As an economic principle, this of self-supply is altogether sound, and its extension to the utmost is advisable and beneficial. It will help to eliminate waste; it will perhaps work against over-production and over-competition, both wasteful forces; it will tend to conserve the native resources of the globe, especially in fuel and raw material, which, during the "factory age," have been severely drawn upon and in many instances ruthlessly wasted. To produce a thing where it is to be consumed, we may repeat, rather than carrying it over seas and continents from distant producer to consumer, is a sound economic and sociological principle, so far little recognised.

The growth of such conditions, however, is not likely to be of benefit to trade in general. One of the first branches of manufacture to be affected thereby is the textile industry of Britain and other lands as regards the export trade. It has been shown in these pages that the Latin American countries, in some instances, have now set up their own mills and are manufacturing their own textiles. This is specially true of such countries as Brazil, Mexico, Argentina and others, where the production of "piece goods" and other textiles and articles of clothing is being extensively carried out with marked success, and with a corresponding limitation of import. These mills are often worked by water-power, and so are free from the difficult and expensive element of fuel. Labour, moreover, is much cheaper, even if less efficient, than abroad.

The same condition is growing as regards other manufactured articles, and there is no physical reason why the whole of the Latin American States should not manufacture many articles for their own requirements which at present they import. They possess within their own shores all the necessary raw material, except in some few instances.

But do they possess the skill to make these articles? There is little doubt that the Latin American folk, the artisan, the mechanic, the craftsman, are learning the methods of manufacture in many fields. They may not be an inventive folk, but they are an imitative folk, and possessed withal of great patience and painstaking ingenuity.

These last-named qualities are revealed in their ancient native industries. Any one who takes the trouble to examine the examples of these old crafts will often be struck by their beauty and ingenuity. In textile work they excelled. The old tapestries of the Inca and the fabrics of the Aztec, and of the Queches of Guatemala, of the Mayas, and, in brief, all others of the cultured or semi-cultured early folk of Spanish America reveal this, and examples are to be seen in the museums. The Indians of the Andes to-day make their own "tweeds" of sheep or llama wool; also their own felt hats. They weave ponchos of Alpaca wool that are waterproof, so closely are they hand-woven. They dyed these things in beautiful native patterns (often of much archæological interest) with native dyes which in some cases were superior to the imported synthetic dyes of Europe. As a matter of fact, it is unfortunate from a true economic and artistic point of view that these native industries should be displaced by outside products.
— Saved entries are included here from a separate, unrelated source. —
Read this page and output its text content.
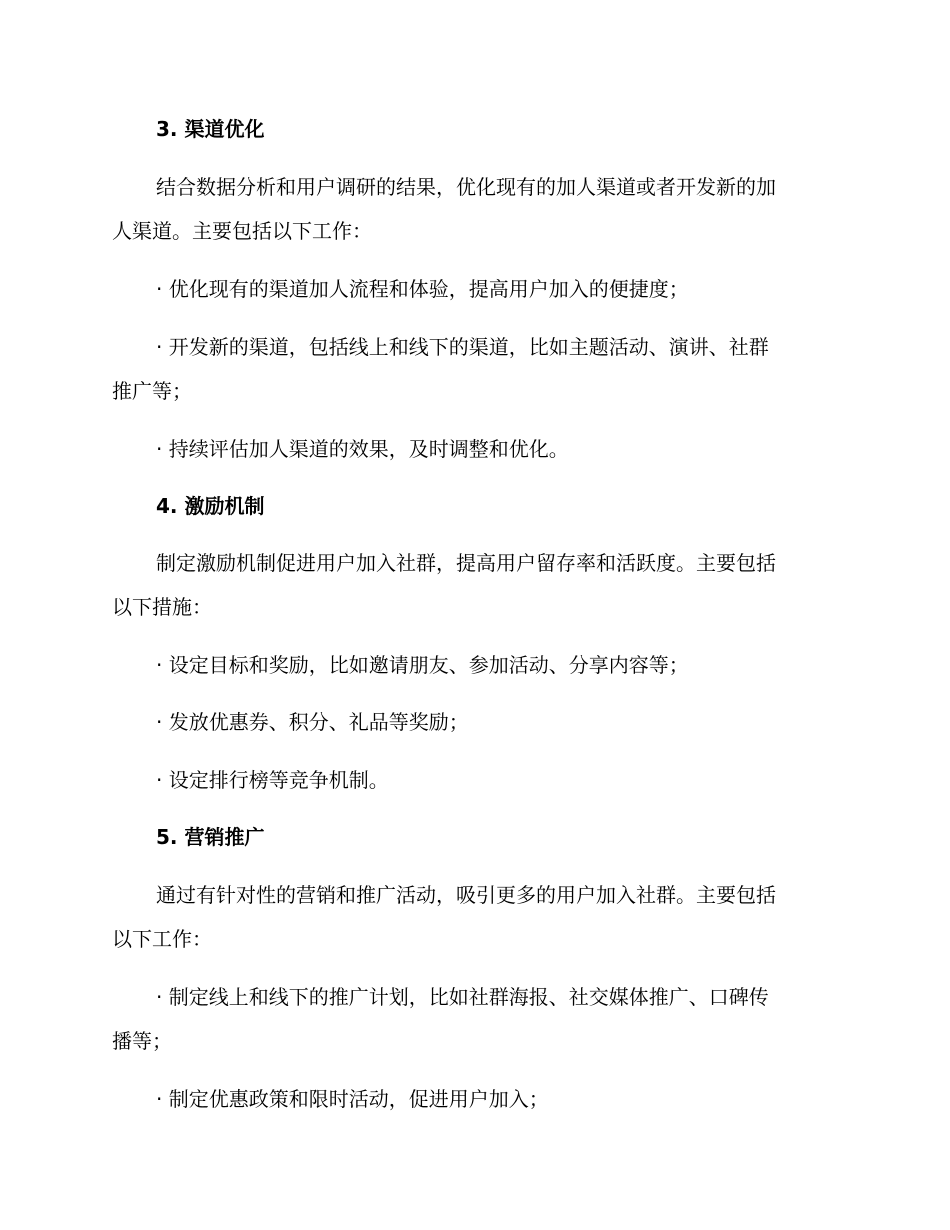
3. 渠道优化
结合数据分析和用户调研的结果，优化现有的加人渠道或者开发新的加
人渠道。主要包括以下工作：
· 优化现有的渠道加人流程和体验，提高用户加入的便捷度；
· 开发新的渠道，包括线上和线下的渠道，比如主题活动、演讲、社群
推广等；
· 持续评估加人渠道的效果，及时调整和优化。
4. 激励机制
制定激励机制促进用户加入社群，提高用户留存率和活跃度。主要包括
以下措施：
· 设定目标和奖励，比如邀请朋友、参加活动、分享内容等；
· 发放优惠券、积分、礼品等奖励；
· 设定排行榜等竞争机制。
5. 营销推广
通过有针对性的营销和推广活动，吸引更多的用户加入社群。主要包括
以下工作：
· 制定线上和线下的推广计划，比如社群海报、社交媒体推广、口碑传
播等；
· 制定优惠政策和限时活动，促进用户加入；
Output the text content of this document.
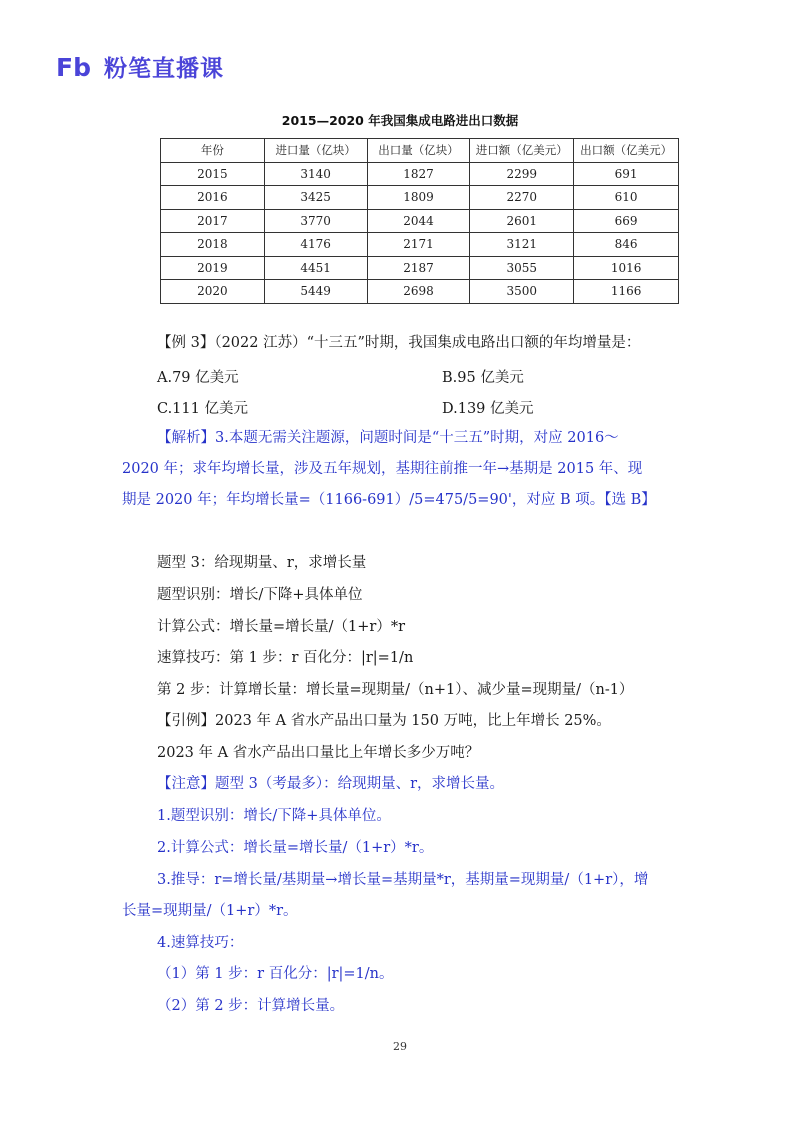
Fb 粉笔直播课
2015—2020 年我国集成电路进出口数据
年份	进口量（亿块）	出口量（亿块）	进口额（亿美元）	出口额（亿美元）
2015	3140	1827	2299	691
2016	3425	1809	2270	610
2017	3770	2044	2601	669
2018	4176	2171	3121	846
2019	4451	2187	3055	1016
2020	5449	2698	3500	1166
【例 3】（2022 江苏）“十三五”时期，我国集成电路出口额的年均增量是：
A.79 亿美元	B.95 亿美元
C.111 亿美元	D.139 亿美元
【解析】3.本题无需关注题源，问题时间是“十三五”时期，对应 2016～
2020 年；求年均增长量，涉及五年规划，基期往前推一年→基期是 2015 年、现
期是 2020 年；年均增长量=（1166-691）/5=475/5=90'，对应 B 项。【选 B】
题型 3：给现期量、r，求增长量
题型识别：增长/下降+具体单位
计算公式：增长量=增长量/（1+r）*r
速算技巧：第 1 步：r 百化分：|r|=1/n
第 2 步：计算增长量：增长量=现期量/（n+1）、减少量=现期量/（n-1）
【引例】2023 年 A 省水产品出口量为 150 万吨，比上年增长 25%。
2023 年 A 省水产品出口量比上年增长多少万吨？
【注意】题型 3（考最多）：给现期量、r，求增长量。
1.题型识别：增长/下降+具体单位。
2.计算公式：增长量=增长量/（1+r）*r。
3.推导：r=增长量/基期量→增长量=基期量*r，基期量=现期量/（1+r），增
长量=现期量/（1+r）*r。
4.速算技巧：
（1）第 1 步：r 百化分：|r|=1/n。
（2）第 2 步：计算增长量。
29
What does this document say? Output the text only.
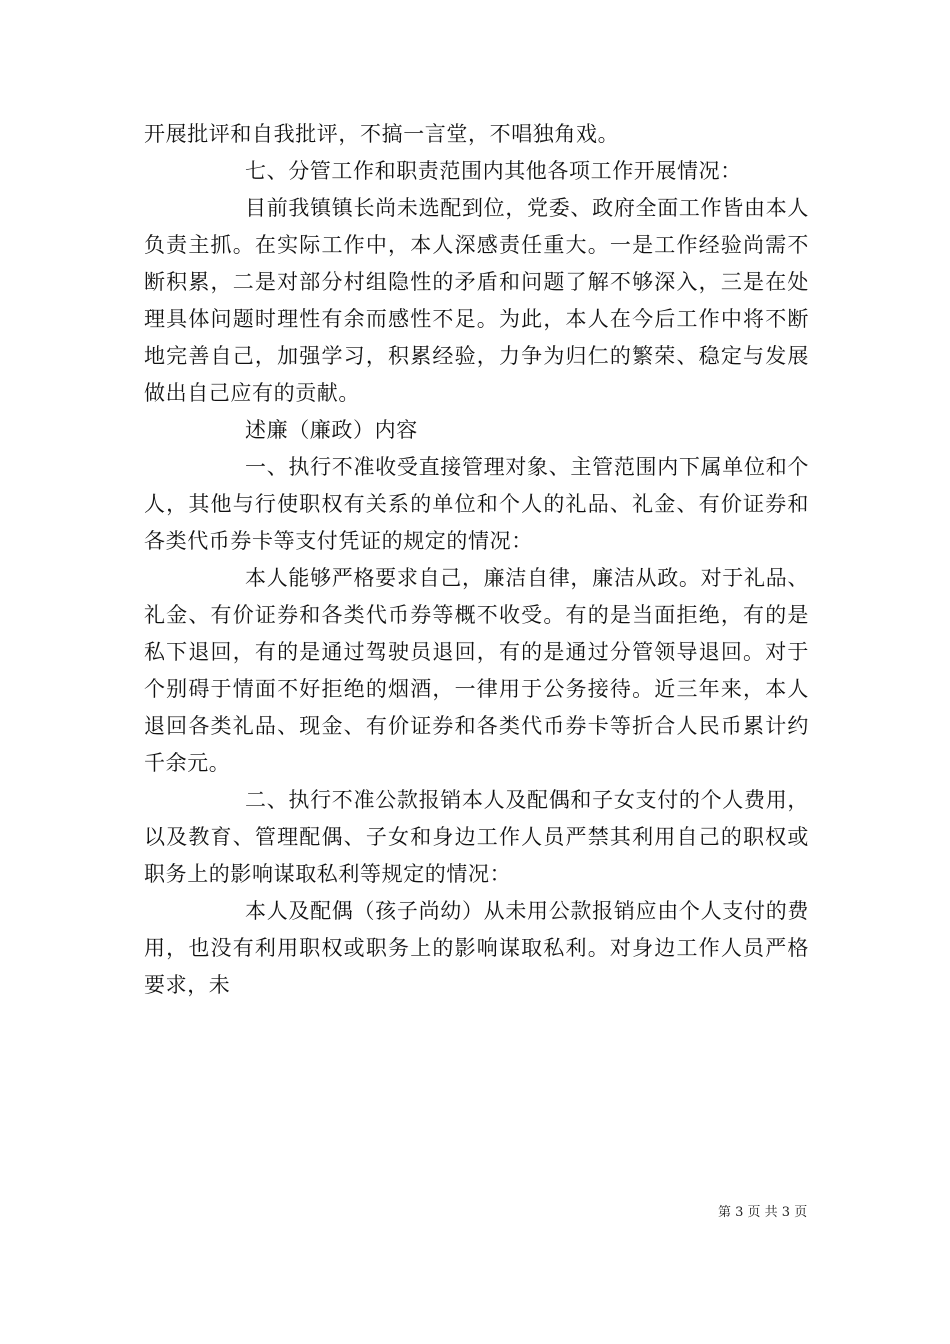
开展批评和自我批评，不搞一言堂，不唱独角戏。

七、分管工作和职责范围内其他各项工作开展情况：

目前我镇镇长尚未选配到位，党委、政府全面工作皆由本人负责主抓。在实际工作中，本人深感责任重大。一是工作经验尚需不断积累，二是对部分村组隐性的矛盾和问题了解不够深入，三是在处理具体问题时理性有余而感性不足。为此，本人在今后工作中将不断地完善自己，加强学习，积累经验，力争为归仁的繁荣、稳定与发展做出自己应有的贡献。

述廉（廉政）内容

一、执行不准收受直接管理对象、主管范围内下属单位和个人，其他与行使职权有关系的单位和个人的礼品、礼金、有价证券和各类代币券卡等支付凭证的规定的情况：

本人能够严格要求自己，廉洁自律，廉洁从政。对于礼品、礼金、有价证券和各类代币券等概不收受。有的是当面拒绝，有的是私下退回，有的是通过驾驶员退回，有的是通过分管领导退回。对于个别碍于情面不好拒绝的烟酒，一律用于公务接待。近三年来，本人退回各类礼品、现金、有价证券和各类代币券卡等折合人民币累计约千余元。

二、执行不准公款报销本人及配偶和子女支付的个人费用，以及教育、管理配偶、子女和身边工作人员严禁其利用自己的职权或职务上的影响谋取私利等规定的情况：

本人及配偶（孩子尚幼）从未用公款报销应由个人支付的费用，也没有利用职权或职务上的影响谋取私利。对身边工作人员严格要求，未

第 3 页 共 3 页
Again, such articles as the Panama hat of Ecuador and Colombia show of what the Indian is capable; as did the beautiful jewellery, in precious metals and stones, of the ancient culture-area of Central America, or the exquisite vessels and objects of adornment of the Incas, some of which still exist. The powers in stone-working are seen by the remarkable structures scattered over the whole Spanish American world, revealing the use of the chisel.
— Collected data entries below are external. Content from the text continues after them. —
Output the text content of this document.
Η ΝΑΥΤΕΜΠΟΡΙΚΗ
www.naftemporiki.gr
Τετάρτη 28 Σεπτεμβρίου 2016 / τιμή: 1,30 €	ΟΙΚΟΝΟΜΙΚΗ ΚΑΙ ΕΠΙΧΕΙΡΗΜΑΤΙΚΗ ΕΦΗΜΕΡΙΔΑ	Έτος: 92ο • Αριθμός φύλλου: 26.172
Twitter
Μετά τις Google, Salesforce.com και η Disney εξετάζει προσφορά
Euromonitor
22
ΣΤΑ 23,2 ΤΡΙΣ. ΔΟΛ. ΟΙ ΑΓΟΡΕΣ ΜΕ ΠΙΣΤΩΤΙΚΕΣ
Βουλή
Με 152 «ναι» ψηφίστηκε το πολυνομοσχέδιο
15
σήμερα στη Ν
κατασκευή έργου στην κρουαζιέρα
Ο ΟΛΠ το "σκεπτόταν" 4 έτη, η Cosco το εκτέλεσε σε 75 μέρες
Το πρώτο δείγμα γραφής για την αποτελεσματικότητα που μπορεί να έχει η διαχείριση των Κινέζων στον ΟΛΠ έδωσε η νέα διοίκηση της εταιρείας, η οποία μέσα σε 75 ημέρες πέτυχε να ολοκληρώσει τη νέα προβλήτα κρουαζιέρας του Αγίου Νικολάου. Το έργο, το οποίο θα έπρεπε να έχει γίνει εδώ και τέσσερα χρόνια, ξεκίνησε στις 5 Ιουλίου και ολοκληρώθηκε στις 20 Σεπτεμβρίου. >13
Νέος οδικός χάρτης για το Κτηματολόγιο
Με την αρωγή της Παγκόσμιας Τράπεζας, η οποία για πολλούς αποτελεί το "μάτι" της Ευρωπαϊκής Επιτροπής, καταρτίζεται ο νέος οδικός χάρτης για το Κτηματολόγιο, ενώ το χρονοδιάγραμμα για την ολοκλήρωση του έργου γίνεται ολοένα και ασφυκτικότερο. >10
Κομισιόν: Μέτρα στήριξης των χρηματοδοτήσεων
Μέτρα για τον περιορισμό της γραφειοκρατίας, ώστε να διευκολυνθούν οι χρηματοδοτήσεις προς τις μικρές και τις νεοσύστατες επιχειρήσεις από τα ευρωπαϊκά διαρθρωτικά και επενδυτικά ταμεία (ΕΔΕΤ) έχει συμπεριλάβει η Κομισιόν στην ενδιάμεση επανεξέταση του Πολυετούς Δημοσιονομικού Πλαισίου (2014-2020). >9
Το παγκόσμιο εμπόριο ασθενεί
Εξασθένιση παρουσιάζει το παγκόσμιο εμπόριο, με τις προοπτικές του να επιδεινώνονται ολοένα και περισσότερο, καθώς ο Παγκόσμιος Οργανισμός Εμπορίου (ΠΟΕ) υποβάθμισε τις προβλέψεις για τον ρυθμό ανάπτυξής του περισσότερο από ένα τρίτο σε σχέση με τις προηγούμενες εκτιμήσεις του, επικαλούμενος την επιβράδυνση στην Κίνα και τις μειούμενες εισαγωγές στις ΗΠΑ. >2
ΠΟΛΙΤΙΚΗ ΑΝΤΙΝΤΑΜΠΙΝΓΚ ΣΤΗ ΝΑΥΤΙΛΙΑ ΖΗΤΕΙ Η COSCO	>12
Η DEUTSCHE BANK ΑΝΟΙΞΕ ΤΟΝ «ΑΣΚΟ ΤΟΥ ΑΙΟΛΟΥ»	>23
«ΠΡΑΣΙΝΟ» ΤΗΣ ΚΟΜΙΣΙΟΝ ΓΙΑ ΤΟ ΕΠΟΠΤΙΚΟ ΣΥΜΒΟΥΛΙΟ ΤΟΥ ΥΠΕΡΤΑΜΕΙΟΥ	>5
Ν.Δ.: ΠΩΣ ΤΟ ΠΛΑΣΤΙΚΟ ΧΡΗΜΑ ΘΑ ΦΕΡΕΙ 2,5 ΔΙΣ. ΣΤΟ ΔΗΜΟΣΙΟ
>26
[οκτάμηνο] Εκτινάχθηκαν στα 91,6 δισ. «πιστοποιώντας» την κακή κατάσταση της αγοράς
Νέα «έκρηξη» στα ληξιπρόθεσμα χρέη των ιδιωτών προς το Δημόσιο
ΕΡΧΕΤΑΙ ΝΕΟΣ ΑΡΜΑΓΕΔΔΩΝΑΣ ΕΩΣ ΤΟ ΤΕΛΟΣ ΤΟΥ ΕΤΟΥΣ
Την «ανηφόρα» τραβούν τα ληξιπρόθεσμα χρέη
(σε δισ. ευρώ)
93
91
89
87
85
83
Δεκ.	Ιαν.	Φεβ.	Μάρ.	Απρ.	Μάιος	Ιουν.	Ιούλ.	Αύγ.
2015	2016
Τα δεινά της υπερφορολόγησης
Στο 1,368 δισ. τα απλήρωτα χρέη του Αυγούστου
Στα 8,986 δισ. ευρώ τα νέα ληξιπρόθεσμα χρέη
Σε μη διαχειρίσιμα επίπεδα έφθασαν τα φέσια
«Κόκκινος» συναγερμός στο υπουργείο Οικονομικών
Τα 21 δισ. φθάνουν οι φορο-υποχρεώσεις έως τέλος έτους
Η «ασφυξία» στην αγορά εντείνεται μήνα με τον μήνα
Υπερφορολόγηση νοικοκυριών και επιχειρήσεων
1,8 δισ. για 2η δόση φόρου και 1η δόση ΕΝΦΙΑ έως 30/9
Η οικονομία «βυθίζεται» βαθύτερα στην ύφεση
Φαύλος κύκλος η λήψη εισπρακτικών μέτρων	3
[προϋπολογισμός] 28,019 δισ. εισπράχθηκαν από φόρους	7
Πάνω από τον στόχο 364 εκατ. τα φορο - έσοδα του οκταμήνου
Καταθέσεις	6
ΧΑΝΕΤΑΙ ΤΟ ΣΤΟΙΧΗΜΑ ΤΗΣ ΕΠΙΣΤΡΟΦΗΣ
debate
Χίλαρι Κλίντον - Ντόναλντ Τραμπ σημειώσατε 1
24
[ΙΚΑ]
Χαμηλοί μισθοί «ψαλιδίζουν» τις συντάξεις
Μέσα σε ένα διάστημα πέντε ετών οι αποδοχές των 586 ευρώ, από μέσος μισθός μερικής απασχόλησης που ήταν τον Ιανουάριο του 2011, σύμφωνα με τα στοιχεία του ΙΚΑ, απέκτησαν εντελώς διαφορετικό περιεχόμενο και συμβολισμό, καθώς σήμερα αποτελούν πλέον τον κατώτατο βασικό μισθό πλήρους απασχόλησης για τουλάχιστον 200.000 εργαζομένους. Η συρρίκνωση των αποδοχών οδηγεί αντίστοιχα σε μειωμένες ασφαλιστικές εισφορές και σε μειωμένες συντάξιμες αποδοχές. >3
There is, however, no need here to labour this argument, but it is more than possible that a marked growth of Latin American craftsmanship will come to being again, under the stimulus of modern needs.

On the other hand, it is not to be supposed that the foreign manufacturer is likely immediately to find the ground cut away from under his feet. There are numerous articles of commerce which the Latin American folk do not, and possibly cannot, make for themselves, or not yet.

Among these matters is the important one of machinery. So far, throughout the length and breadth of the Latin American States, not a single locomotive has ever had its birth, and that in a land where the locomotive is so essential a factor. Nor is bar iron or steel rail rolled anywhere here (except possibly a little experimental work in Mexico and elsewhere). In fact, the manipulation of iron and steel has not yet come to being.